Sablage : une pression inadaptée sur la zircone crée des microfissures au lieu de rétention

Le sablage est le traitement de surface le plus employé en prothèse et celui où l'écart est le plus grand entre la pratique courante et les paramètres documentés. On emploie la même pression pour des matériaux exigeant des traitements opposés.

Le principe est simple : des particules abrasives projetées à l'air créent une rugosité microscopique, qui augmente la surface disponible pour la liaison et améliore la mouillabilité.

Sur la zircone le traitement est indispensable car l'acide fluorhydrique n'a aucun effet : sans phase vitreuse à dissoudre, le mordançage ne produit aucune rétention. Le sablage est le seul moyen de conditionner mécaniquement la surface.

Mais la zircone exige des paramètres spécifiques, et c'est là que naît le problème. Des pressions élevées induisent une transformation de phase du tétragonal au monoclinique en surface, et peuvent engendrer des microfissures qui deviennent des amorces.

Les recommandations convergent sur des pressions basses — de l'ordre de 1 à 2 bars — avec des particules de 50 micromètres, à environ 10 millimètres de distance et pendant quelques secondes. Sabler à 4 bars parce que c'est la pression affichée produit l'effet inverse de celui recherché.

Sur le métal la situation diffère : les alliages tolèrent des pressions supérieures et des grains plus gros, et le sablage sert aussi à éliminer oxydes et résidus de revêtement issus de la coulée.

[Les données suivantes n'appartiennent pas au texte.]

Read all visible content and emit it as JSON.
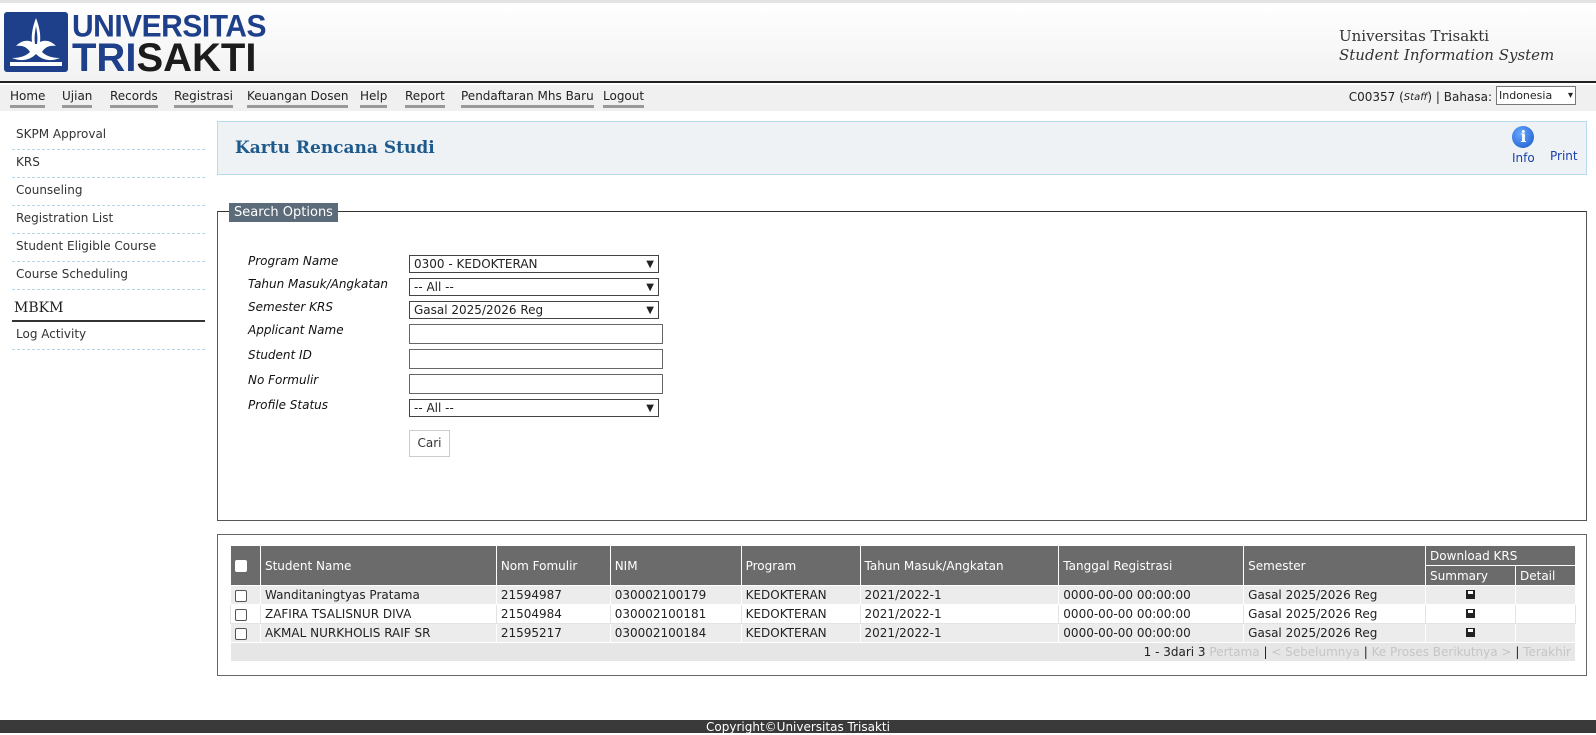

Sur les moignons en bouche, avant un collage, le sablage se fait avec des appareils de fauteuil à basse pression et particules fines. Il élimine les résidus de ciment provisoire mieux que tout nettoyage mécanique.

La distinction entre sablage et mordançage doit rester claire car les deux traitements ne sont pas interchangeables. Les céramiques vitreuses — feldspathiques, disilicate — se mordancent à l'acide fluorhydrique, qui dissout sélectivement la phase vitreuse en laissant une structure rétentive.

Sabler une vitrocéramique mince est contre-productif : cela retire de la matière de façon incontrôlée et peut fracturer des restaurations d'un demi-millimètre d'épaisseur.

Après le sablage la surface doit être nettoyée, et cette étape est souvent omise. Des particules d'oxyde d'aluminium restent fichées dans la surface, et doivent en partie être retirées aux ultrasons dans l'alcool ou l'eau distillée.

Toucher la surface sablée avec les doigts annule le traitement : le film lipidique de la peau abaisse l'énergie de surface que le sablage avait élevée. On manipule à la précelle à partir du sablage.

Le délai entre sablage et collage doit être le plus court possible, car la surface activée se contamine avec les poussières de l'air en quelques minutes.

En résumé : basse pression et particules fines sur la zircone, jamais d'acide fluorhydrique sur elle ; mordançage et non sablage sur les vitrocéramiques ; nettoyage aux ultrasons après traitement et aucun contact digital jusqu'au collage.